A pair of letters in today's Wall Street Journal question the validity of CPI and the Fed's wisdom only focusing on core inflation. One respondent states that higher food and energy prices are not a tax on growth and are being passed through to consumers. Let's discuss.
First, companies truly do not have much pricing power. Outside of fairly inelastic sectors of the economy, what prices have risen? Do televisions cost more? How about computers? Clothing? Nope, most prices are only modestly higher. Raise your prices and 100 producers are waiting in line to take your place.
What about the disconnect between PPI and CPI. PPI was 7.4% (YoY) as per the last report, but CPI was 4.3% (YoY). Sure doesn't look like producers can pass inflation through to me. Think there is a conspiracy in the numbers? If so, you should ask the people in the black helicopters buzzing your home.
Think that higher fuel and energy prices don't act as taxes on growth? If you are a family of four making about $75,000 total and your food an fuel bill is rising through the roof, where is the money coming from to feed your family and drive to work? It is coming from discretionary spending.
Think the Fed ignores headline inflation? Not at all, bit it knows that at best, food and energy prices sap funds from discretionary spending and, at worst, the Fed has no effect on food and energy prices. Dallas Fed President Fisher said as much today.
The truth is that the Fed could raise the Fed Funds rate to 10.00% and wit would have little effect on food and energy prices. People will eat, heat their homes and fuel their vehicles to get to work at the expense of discretionary spending.

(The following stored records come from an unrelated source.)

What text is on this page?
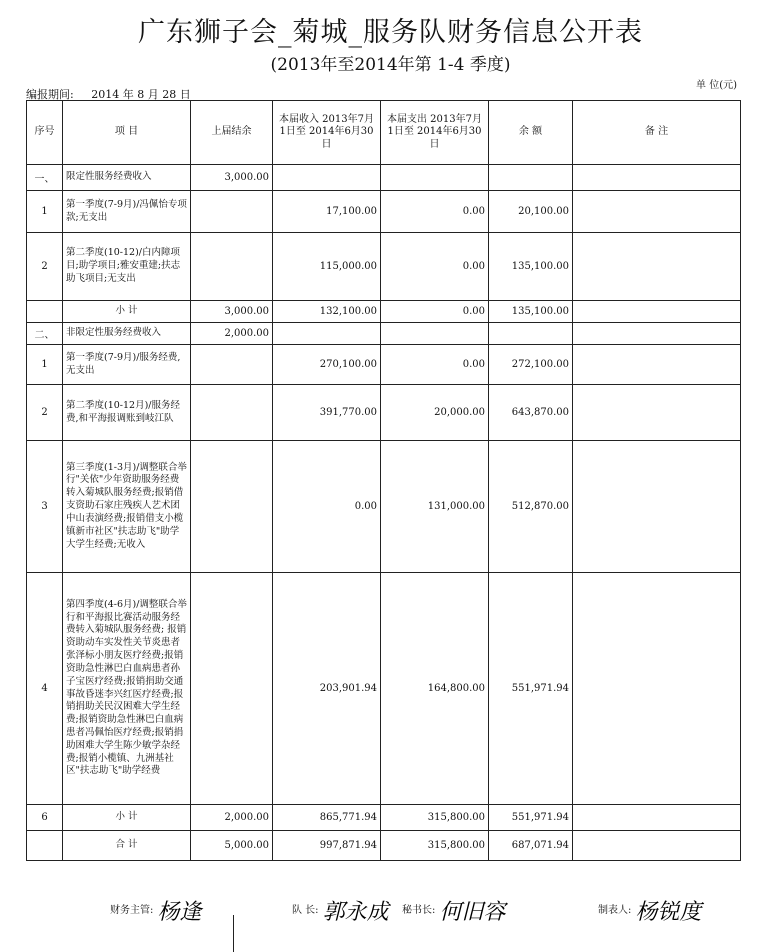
广东狮子会_菊城_服务队财务信息公开表
(2013年至2014年第 1-4 季度)
编报期间: 2014 年 8 月 28 日
单 位(元)
序号	项 目	上届结余	本届收入 2013年7月1日至 2014年6月30日	本届支出 2013年7月1日至 2014年6月30日	余 额	备 注
一、	限定性服务经费收入	3,000.00				
1	第一季度(7-9月)/冯佩怡专项款;无支出		17,100.00	0.00	20,100.00	
2	第二季度(10-12)/白内障项目;助学项目;雅安重建;扶志助飞项目;无支出		115,000.00	0.00	135,100.00	
	小 计	3,000.00	132,100.00	0.00	135,100.00	
二、	非限定性服务经费收入	2,000.00				
1	第一季度(7-9月)/服务经费,无支出		270,100.00	0.00	272,100.00	
2	第二季度(10-12月)/服务经费,和平海报调账到岐江队		391,770.00	20,000.00	643,870.00	
3	第三季度(1-3月)/调整联合举行"关依"少年资助服务经费转入菊城队服务经费;报销借支资助石家庄残疾人艺术团中山表演经费;报销借支小榄镇新市社区"扶志助飞"助学大学生经费;无收入		0.00	131,000.00	512,870.00	
4	第四季度(4-6月)/调整联合举行和平海报比赛活动服务经费转入菊城队服务经费; 报销资助动车实发性关节炎患者张泽标小朋友医疗经费;报销资助急性淋巴白血病患者孙子宝医疗经费;报销捐助交通事故昏迷李兴红医疗经费;报销捐助关民汉困难大学生经费;报销资助急性淋巴白血病患者冯佩怡医疗经费;报销捐助困难大学生陈少敏学杂经费;报销小榄镇、九洲基社区"扶志助飞"助学经费		203,901.94	164,800.00	551,971.94	
6	小 计	2,000.00	865,771.94	315,800.00	551,971.94	
	合 计	5,000.00	997,871.94	315,800.00	687,071.94	
财务主管: 杨逢	队 长: 郭永成 秘书长: 何旧容	制表人: 杨锐度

All these are truths. However, although the Fed has trouble halting inflation, it can easily cause inflation. By lowering rates, it makes U.S. denominated securities less attractive and causes the dollar to weaken. If the dollar is worth less versus foreign currencies, foreign-made goods can cost more (China has enough margin to keep prices in check, but China is not the largest U.S. trading partner). Conversely, U.S. made goods cost less overseas.
The Fed IS helping to fuel inflation. It may even be contributing to higher oil prices. Why doesn't Mr. Bernanke take a page out of Paul Volcker's book? Because the banking system is in deep trouble and Mr. Bernanke knows it. Just wait until banks and brokers report earnings this month and next.
1 comment:
The Fed will start to take notice of inflation only when the FOMC starts getting charged for their steak dinner and Cabernet every six weeks. Otherwise, let them eat cake.